Снова на помощь приходит неутомимая и смелая молодежь. Шулепннков предложил Свирину сделать ключи и попытаться открыть тяжелые, окованные железом двери, ведущие в помещение военнопленных. Они выходили на другую сторону замка и никем не охранялись. У единственных дверей, которыми пользовались офицеры, всегда дежурил часовой с автоматом. Немцам не могла прийти в голову мысль, что задние двери, запертые огромными висячими замками, могут быть открыты.
Тем не менее двери были открыты днем, и капитан Дальк на несколько минут встретился с генералом Музыченко. Короткое рукопожатие, в которое вложены все чувства, короткий деловой разговор. Для сантиментов нет времени.
— Режим нашей половины не дает возможности развернуться как следует.

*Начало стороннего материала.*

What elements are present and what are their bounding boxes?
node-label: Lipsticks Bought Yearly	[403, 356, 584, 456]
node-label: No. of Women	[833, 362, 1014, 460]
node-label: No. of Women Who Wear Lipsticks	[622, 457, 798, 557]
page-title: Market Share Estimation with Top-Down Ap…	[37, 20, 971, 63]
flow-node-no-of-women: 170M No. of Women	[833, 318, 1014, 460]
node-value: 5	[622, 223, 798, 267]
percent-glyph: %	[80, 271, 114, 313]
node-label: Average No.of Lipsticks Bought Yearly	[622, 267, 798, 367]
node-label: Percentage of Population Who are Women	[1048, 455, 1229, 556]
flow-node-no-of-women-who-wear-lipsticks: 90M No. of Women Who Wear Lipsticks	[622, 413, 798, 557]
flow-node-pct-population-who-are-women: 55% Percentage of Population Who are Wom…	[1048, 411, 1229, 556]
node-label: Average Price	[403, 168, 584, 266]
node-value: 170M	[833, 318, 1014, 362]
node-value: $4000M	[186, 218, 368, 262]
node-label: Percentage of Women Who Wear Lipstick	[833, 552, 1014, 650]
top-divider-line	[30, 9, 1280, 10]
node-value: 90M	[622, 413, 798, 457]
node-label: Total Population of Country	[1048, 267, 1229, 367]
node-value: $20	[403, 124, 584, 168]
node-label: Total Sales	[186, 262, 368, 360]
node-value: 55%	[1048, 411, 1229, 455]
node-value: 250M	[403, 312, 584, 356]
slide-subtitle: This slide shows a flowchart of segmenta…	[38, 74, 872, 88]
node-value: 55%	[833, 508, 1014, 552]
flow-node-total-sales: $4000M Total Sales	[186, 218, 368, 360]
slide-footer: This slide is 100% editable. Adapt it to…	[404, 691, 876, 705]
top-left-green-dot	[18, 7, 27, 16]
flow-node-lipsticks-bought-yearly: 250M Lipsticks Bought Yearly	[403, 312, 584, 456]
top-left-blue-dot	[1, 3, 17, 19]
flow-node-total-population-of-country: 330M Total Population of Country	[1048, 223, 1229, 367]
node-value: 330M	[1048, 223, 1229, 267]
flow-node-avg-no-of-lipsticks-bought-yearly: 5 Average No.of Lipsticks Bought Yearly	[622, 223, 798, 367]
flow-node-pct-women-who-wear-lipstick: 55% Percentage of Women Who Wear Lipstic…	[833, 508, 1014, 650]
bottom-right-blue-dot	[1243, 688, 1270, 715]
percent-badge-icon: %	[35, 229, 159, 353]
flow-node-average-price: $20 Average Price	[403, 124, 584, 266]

Нас не выпускают за ворота, по ночам держат внутреннюю охрану, ведут непрерывное наблюдение за каждым нашим движением, но в случае угрозы уничтожения лагеря надо действовать совместно. Составим единый план самообороны. Мы, военные, будем возглавлять восстание. План мы перешлем вам в ближайшее время, — говорит Музыченко.
— Мы готовы, — кивает головой Дальк, — но учтите особенности нашего лагеря. Не горячитесь. Мы будем информировать вас обо всех изменениях, которые заметим. Важно не упустить момент, но и торопливость опасна. Можно зря погубить всех людей.
— Мы постараемся все учесть. Давайте больше информации. Пора расходиться. Прощайте.
Невидимые, но еще более прочные нити связывают теперь обе половины лагеря. Это была не последняя встреча офицеров и моряков. Шулепников и Свирин несколько раз после этого ходили на половину военнопленных. Приносили продукты, передавали информацию, разговаривали, выполняя поручения тройки. Им, арбайтдинстам, свободно передвигающимся по лагерю, было сподручнее, чем кому — нибудь другому, поддерживать эту опасную связь.